Renault Clio - the latest model behind a spellbinding drive

HARRY POTTER has led me to some of the best roads in the British Isles.

Well, the makers of the films – and my other half’s love of tracking down their locations of choice – did. Head to Hogsmeade railway station (which I’m reliably informed appeared in the first film) and you have to go there via some of the North Yorkshire Moors’ more stunning roads. Equally magical for wizard watchers is Malham Cove, which apparently popped up in the first instalment of Harry Potter and the Deathly Hallows – and meant I had an excuse to drive across the Yorkshire Dales in an MX-5.

It’s weird. A movie franchise best known for flying Ford Anglias appears to have been filmed entirely in places car fans love. Which is how I ended up driving along Ireland’s further-flung bits of coastline in a rented Renault Clio last week.

I already knew the destination would be pretty spectacular – if the Cliffs of Moher are dramatic enough to appear in a cinema near you, chances are they’ll be even more imposing in real life – but two things left a big impression on the way there.

The first is discovering there’s a road that threads its way along the Atlantic coastline for mile after mile before twisting and turning through what feels like an eternity of hairpins on its way up to the clifftop – and that it was virtually deserted. It’s a bit of Ireland that’s wonderfully removed from our rush hour madness, but stick your car on the Liverpool ferry to Dublin tonight and you could be driving it tomorrow afternoon.

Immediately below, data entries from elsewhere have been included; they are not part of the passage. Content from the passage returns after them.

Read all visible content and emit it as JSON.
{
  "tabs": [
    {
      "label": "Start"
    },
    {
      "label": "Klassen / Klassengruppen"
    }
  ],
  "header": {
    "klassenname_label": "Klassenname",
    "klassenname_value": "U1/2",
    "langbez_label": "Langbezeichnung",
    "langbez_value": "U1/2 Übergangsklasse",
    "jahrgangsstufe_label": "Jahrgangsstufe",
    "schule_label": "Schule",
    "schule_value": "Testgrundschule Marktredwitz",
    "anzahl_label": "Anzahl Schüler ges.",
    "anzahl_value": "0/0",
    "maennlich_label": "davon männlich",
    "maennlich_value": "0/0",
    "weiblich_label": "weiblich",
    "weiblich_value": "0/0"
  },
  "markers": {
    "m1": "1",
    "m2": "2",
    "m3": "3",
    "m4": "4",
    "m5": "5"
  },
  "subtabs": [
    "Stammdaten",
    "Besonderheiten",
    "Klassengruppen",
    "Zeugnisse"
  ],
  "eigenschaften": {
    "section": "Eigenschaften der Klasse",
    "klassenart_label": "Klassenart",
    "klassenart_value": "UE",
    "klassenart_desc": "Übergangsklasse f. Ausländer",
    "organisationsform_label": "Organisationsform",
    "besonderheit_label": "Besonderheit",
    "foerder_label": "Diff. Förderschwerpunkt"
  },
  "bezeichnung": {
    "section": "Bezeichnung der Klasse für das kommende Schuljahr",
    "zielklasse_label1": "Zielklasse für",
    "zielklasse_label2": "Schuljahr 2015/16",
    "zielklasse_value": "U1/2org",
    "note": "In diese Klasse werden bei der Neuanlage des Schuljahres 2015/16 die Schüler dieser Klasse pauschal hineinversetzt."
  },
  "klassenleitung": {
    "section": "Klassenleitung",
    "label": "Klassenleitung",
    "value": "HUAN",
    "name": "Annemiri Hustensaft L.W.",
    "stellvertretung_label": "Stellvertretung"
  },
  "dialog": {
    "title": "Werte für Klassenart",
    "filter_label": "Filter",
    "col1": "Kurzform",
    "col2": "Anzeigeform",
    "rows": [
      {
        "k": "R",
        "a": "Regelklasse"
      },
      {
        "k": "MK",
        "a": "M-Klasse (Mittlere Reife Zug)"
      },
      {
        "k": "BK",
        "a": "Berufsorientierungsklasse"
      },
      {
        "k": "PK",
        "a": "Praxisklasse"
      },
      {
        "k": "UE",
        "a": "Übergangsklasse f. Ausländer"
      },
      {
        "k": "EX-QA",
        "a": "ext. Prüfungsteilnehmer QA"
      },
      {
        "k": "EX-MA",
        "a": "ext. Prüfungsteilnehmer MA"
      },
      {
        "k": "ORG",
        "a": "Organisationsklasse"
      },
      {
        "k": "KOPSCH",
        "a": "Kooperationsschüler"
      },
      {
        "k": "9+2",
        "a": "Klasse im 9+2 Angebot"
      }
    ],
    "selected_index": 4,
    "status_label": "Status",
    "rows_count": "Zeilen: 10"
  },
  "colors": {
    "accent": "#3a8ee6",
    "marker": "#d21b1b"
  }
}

Yet the real surprise was the car – that rented Clio. It might have an interior lined with cheap feeling, scratchy plastics but there was nothing low-rent about the way it clung on in tight corners. It just got on with the job with no fuss – track day fans might look elsewhere but in supermini terms I’ve driven far worse.

It looks good too – gone are the blobby proportions of the old Clio and in are some neat bits of detailing – like those Alfa 156-esque hidden rear door handles. In fact, the only thing I could really fault it on was the lack of oomph from the 1.2-litre petrol engine – 75bhp was more than enough for Galway’s tight streets, but it definitely felt like it was made for a smaller stage than Ireland’s trickiest roads.

I suspect there Ford’s Fiesta would have been more fun, but give me the right deal and I’d be more than happy to be chucked the keys to the French offering. Renault was clearly on a roll when it reinvented the Clio.